Ancora ieri il presidente Crocetta ha parlato della realizzazione di discariche pubbliche. Secondo lei c'è una vera volontà di affrancarsi dal sistema che si basa sugli impianti privati?
Insieme a Crocetta abbiamo lanciato le gare d'appalto per la costruzione di tre discariche pubbliche: a Enna, per coprire l'area del Catanese, a Gela, vicino quella di Siculiana, e a Messina, per sostituire Mazzarà. Il presidente ha condiviso questo iniziativa. Io non ho trovato impedimenti nel predisporre i bandi di gara, ma forse è stato condizionato da altre situazioni. Il sistema ci si è ritorto contro.

Da chi è formato il sistema?
Il problema non è Crocetta. Il sistema è sopra Crocetta e ha rilevanza nazionale, in ampi settori di Confindustria attraverso le persone che ho già citato. Ad esempio quando Catanzaro (titolare della discarica di Siculiana, ndr) cerca di non far convertire il decreto legge del governo Monti sull'emergenza rifiuti, nella parte riguardante l'impiantistica. Per fermarlo scrive alla commissione Ambiente del Senato e la lettera viene sottoscritta anche da Legambiente.
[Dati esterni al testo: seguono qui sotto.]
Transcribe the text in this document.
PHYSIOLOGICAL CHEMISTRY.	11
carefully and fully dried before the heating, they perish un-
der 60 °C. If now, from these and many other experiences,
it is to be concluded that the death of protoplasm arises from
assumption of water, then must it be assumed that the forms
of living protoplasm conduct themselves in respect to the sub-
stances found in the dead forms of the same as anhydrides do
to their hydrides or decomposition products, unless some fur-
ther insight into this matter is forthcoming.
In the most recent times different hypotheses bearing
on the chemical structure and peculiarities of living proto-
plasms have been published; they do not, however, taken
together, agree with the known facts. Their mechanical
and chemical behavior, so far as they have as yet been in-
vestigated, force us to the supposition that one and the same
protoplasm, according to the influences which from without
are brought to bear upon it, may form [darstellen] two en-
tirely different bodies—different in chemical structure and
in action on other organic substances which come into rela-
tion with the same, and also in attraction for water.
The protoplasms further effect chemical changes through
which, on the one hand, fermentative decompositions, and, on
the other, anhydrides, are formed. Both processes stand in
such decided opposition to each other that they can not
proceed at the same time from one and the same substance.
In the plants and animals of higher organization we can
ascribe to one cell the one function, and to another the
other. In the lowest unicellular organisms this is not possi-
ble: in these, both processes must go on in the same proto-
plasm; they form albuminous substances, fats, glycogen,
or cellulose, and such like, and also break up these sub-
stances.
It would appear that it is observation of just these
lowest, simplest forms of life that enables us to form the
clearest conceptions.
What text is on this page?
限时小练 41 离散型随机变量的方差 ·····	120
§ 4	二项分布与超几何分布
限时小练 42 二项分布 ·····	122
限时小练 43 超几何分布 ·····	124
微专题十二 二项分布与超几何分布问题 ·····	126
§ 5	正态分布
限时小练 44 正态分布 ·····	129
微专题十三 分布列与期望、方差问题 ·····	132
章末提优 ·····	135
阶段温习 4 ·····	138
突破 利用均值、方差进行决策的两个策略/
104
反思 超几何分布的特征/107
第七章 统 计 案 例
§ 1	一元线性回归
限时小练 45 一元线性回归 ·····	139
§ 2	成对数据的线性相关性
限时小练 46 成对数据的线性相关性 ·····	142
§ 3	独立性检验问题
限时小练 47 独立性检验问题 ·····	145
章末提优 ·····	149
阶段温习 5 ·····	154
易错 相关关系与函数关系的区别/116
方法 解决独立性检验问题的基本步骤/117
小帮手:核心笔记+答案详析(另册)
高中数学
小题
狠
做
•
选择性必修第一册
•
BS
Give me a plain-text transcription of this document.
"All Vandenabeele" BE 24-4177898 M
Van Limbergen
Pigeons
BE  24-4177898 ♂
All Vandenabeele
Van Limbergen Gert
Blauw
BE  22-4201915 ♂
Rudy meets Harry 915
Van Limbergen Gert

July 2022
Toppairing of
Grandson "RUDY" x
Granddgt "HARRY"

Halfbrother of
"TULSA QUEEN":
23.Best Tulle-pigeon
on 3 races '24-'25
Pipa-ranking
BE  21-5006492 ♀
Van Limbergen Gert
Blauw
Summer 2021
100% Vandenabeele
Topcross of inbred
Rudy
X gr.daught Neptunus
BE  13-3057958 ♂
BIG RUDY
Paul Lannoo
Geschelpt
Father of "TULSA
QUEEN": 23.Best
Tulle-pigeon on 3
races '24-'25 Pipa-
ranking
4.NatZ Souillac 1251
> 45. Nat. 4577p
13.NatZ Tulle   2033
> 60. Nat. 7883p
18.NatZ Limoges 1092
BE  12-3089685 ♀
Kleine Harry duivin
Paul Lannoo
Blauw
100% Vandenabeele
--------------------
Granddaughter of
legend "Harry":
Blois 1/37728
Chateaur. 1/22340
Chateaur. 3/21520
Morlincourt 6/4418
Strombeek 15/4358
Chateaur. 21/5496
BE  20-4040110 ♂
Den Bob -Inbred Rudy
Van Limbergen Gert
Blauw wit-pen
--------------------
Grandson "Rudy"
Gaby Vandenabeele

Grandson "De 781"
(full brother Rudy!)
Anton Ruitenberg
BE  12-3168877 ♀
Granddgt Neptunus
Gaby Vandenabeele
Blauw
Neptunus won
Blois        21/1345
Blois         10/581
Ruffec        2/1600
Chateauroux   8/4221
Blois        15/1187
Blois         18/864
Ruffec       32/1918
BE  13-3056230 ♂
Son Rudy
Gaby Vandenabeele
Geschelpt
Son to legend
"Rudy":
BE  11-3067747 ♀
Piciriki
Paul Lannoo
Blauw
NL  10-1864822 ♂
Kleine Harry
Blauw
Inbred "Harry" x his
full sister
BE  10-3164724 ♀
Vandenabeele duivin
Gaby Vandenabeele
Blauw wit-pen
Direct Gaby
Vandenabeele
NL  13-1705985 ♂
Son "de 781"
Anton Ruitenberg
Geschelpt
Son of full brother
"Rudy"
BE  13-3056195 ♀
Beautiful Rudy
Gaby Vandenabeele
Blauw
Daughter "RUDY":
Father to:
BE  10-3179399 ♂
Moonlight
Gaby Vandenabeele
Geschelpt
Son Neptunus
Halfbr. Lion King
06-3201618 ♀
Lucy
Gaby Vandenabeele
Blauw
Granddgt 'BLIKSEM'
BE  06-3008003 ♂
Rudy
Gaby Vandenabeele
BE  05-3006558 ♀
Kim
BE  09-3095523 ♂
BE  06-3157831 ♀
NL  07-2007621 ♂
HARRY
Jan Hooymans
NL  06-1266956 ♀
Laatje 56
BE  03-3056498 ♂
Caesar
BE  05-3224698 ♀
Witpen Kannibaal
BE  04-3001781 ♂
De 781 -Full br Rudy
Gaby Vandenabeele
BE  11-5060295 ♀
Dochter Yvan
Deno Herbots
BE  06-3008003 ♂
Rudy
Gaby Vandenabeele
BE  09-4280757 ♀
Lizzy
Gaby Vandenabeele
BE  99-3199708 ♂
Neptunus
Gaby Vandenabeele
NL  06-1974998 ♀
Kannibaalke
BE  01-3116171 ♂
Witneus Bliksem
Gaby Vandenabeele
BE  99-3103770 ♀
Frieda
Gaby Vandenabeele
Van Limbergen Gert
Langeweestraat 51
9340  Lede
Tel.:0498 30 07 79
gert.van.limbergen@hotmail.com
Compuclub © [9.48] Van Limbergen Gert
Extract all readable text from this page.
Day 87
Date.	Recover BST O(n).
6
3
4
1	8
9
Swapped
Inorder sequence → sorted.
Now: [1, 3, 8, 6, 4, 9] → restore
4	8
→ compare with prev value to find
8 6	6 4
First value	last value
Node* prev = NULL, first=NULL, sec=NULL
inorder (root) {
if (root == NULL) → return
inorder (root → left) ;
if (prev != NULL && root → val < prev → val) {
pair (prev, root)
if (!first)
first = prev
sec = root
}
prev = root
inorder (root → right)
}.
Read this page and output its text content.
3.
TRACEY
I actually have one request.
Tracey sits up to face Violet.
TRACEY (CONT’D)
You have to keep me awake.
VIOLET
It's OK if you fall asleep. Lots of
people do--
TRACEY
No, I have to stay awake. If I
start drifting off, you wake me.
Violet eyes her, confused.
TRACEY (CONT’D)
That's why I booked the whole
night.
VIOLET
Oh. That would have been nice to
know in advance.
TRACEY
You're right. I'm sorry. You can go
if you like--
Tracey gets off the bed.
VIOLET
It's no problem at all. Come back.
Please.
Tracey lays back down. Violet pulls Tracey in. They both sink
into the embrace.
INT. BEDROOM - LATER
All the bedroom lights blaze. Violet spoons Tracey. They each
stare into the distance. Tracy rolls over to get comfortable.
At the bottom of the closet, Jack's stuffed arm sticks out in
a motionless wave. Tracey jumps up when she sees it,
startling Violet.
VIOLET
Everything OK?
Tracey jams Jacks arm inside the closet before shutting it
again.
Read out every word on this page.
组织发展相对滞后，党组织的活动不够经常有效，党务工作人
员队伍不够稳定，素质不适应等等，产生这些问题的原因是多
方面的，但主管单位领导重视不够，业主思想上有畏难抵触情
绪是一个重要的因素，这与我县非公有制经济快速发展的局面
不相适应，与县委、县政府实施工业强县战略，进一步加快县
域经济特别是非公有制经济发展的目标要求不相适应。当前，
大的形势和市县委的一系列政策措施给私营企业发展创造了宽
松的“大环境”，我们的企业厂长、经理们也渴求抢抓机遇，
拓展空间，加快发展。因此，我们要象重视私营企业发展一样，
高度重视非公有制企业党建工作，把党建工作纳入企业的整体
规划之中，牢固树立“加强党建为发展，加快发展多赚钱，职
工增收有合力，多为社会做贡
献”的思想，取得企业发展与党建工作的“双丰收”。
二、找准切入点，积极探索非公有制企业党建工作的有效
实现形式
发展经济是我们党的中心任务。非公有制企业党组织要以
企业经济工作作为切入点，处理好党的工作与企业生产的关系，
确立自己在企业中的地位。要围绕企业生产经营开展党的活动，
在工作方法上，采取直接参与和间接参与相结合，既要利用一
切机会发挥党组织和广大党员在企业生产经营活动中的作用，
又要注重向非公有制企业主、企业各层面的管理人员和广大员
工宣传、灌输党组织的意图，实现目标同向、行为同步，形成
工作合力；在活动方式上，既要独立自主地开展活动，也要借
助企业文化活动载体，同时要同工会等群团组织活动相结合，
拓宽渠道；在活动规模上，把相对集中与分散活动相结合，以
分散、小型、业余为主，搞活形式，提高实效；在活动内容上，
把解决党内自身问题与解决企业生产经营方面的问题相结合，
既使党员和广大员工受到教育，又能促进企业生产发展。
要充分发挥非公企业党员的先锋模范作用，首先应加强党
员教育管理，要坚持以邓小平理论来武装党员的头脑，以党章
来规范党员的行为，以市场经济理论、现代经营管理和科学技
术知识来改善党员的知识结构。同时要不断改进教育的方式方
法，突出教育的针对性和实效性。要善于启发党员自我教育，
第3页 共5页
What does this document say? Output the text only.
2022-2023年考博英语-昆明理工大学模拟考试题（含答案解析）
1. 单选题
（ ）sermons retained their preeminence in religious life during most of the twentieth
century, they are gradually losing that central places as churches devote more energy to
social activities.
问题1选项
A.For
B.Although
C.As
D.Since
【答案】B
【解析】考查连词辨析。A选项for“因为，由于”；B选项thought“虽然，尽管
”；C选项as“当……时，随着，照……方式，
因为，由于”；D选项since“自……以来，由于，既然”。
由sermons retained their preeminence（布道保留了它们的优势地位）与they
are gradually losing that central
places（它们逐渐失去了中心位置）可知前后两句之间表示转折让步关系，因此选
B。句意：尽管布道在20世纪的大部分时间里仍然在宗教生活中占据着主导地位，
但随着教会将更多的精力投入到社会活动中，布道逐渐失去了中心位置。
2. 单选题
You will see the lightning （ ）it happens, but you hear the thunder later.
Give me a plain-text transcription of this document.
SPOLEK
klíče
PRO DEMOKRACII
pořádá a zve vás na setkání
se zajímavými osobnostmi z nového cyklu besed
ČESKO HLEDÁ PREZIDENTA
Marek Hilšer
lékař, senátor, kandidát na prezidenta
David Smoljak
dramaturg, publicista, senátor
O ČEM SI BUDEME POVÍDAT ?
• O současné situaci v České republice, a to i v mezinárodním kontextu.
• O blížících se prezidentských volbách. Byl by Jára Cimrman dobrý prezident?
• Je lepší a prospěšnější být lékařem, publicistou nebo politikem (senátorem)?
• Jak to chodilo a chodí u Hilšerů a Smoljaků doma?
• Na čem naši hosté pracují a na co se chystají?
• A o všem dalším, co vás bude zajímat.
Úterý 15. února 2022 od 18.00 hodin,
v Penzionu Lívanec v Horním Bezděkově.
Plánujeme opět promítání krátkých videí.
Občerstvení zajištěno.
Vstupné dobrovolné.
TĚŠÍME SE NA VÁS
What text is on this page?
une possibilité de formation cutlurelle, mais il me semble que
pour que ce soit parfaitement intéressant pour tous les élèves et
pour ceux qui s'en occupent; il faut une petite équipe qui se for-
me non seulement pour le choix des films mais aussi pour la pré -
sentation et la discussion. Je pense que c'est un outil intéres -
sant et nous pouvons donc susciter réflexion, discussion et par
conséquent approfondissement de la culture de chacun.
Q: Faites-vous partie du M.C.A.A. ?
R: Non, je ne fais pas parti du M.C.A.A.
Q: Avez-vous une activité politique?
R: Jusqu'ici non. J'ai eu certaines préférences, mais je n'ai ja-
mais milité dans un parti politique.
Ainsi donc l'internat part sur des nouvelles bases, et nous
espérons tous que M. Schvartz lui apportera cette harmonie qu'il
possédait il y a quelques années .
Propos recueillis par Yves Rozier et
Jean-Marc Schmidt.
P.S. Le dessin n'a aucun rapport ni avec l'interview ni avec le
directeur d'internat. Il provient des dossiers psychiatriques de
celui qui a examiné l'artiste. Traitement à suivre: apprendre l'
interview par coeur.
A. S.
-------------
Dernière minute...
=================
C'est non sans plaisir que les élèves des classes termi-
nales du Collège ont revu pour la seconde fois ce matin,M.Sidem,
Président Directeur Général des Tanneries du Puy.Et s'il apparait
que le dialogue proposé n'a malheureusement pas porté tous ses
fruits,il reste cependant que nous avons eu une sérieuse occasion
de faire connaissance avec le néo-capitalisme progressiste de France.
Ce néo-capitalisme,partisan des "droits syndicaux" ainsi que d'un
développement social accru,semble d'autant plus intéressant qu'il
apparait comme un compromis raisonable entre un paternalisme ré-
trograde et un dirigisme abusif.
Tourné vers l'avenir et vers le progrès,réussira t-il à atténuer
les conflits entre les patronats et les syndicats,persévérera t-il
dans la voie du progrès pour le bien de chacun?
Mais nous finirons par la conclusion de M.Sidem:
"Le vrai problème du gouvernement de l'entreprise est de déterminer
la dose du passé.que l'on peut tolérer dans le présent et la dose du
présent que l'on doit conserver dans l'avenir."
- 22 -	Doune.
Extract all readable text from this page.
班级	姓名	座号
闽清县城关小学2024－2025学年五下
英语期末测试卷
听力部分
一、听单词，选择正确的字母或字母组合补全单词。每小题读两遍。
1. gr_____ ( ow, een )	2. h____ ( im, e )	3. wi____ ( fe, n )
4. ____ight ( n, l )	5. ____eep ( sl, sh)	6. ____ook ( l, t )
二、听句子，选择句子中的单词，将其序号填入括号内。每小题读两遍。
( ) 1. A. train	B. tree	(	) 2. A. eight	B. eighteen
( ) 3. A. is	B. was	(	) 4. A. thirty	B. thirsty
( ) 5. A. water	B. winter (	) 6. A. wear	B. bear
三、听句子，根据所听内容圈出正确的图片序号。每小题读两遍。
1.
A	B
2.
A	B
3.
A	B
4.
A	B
Eppure Catanzaro, approfittando dell'emergenza, ha gestito per tanti anni una discarica che prima apparteneva al comune di Siculiana. Perché Confindustria si oppone alle nuove piattaforme pubbliche?

Si è tanto parlato, anche il governatore Crocetta lo ha fatto, di rischio di infiltrazioni mafiose nel mantenere una situazione di emergenza.

Il rischio di infiltrazioni mafiose nell'emergenza è una sciocchezza. Sono certo che Crocetta vuole le discariche pubbliche, sono altrettanto certo che nel contemperare i vari interessi che erano rappresentati da questo governo, quando si è giunti al conflitto tra me e Confindustria, il governatore ha scelto gli industriali. Se è stata la scelta giusta alla fine solo lui lo potrà dire.